PROJECTS

## The Idea…

To bring a old, broken valve-based antique radio into the digital age with the ability to stream audio from the internet, plugged in USB stick, or a networked computer. All while keeping the classic retro radio look.

## Time Statistics

Below are the time logs for this project:

The time spent (in hours) by date:

The time spent on the Columbus Radio project (as a percentage) by category:

## Material Cost Statistics

The individual material costs of each item used to build the Columbus Radio.

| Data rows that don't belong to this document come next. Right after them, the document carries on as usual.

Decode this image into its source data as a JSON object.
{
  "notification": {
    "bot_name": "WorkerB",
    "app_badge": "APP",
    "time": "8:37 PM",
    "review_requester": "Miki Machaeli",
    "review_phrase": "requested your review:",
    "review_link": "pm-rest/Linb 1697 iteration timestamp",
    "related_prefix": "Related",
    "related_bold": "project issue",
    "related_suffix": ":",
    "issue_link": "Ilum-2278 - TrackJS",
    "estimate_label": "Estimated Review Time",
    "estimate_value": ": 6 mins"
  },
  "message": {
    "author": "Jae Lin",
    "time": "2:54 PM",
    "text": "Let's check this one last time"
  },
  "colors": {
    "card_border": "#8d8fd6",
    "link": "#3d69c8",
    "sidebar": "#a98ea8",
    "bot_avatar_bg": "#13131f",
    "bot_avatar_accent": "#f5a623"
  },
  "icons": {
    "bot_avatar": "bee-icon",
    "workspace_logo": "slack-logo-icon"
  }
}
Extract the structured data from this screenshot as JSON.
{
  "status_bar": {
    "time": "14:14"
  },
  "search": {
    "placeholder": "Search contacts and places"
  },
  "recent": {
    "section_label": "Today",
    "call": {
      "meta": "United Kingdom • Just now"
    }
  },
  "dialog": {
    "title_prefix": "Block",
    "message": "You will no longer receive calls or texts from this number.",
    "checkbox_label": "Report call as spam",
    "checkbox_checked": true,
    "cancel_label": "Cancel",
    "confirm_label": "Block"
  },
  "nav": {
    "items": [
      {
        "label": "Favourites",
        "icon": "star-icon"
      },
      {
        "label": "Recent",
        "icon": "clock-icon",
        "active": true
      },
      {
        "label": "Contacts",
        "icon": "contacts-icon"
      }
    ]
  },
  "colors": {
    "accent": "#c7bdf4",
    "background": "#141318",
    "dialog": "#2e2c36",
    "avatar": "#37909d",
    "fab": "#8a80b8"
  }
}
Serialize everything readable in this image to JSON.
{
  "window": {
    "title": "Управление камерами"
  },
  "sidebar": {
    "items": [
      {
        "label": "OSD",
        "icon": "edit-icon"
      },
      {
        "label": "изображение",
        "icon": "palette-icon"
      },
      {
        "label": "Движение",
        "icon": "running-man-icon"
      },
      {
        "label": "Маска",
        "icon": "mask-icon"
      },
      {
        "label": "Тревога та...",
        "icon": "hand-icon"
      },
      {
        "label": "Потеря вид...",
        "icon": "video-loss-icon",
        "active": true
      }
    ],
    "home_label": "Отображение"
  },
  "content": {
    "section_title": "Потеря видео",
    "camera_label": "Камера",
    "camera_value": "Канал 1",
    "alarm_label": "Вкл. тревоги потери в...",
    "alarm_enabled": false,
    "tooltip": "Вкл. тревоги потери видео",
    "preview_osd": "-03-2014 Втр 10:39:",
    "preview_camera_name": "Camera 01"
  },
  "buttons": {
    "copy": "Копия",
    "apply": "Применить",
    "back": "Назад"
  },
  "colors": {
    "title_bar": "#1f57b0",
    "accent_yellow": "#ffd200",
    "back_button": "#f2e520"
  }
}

And now as a pretty pie chart (as a percentage of the total cost):

## Things To Improve On

1. The volume control dial is very sensitive, and the volume only changes a distinguishable amount over a small segment of the potentiometers full range of motion. I believe this a compounded problem due to the potentiometer itself being logarithmic, but the code treating it like a linear pot, and the volumio volume control being quite sensitive in the upper volume regions to start of with.
2. If you pull the radio’s power cord out from the wall (or turn it off at the wall), you have to go around the back and set up the head unit to the correct volume and sound source (aux). The head unit is designed to have the continuous power source from the battery when in a vehicle, a battery that the radio does not have. Turning the radio on/off by it’s front on/off switch does not cause this problem as I leave a residual power feed on that goes to the head unit. Unfortunately this means that the PSU and RaspberryPi also continuously run, which may shorten their life and definitely consumes more mains power than necessary!
3. Simultaneous playback. It would be really neat to have other devices around the house that can be set up to play the same song at the same time. I’m guessing this feature would be best built into the Volumio player that I am using.
4. The software does not turn itself off when the power switch of the radio is turned off (the power switch just turns of the amplifier). This is a good thing in terms of start-up speed, as music is pretty much instantly available as soon as you turn it back on. However, it does mean that volumio keeps streaming music from the internet, which can chew up bandwidth if you have a long playlist and/or set it into repeat mode. A better way would be for the power switch to also pause the music, and then start it again when it turns back on, starting off from where you left it.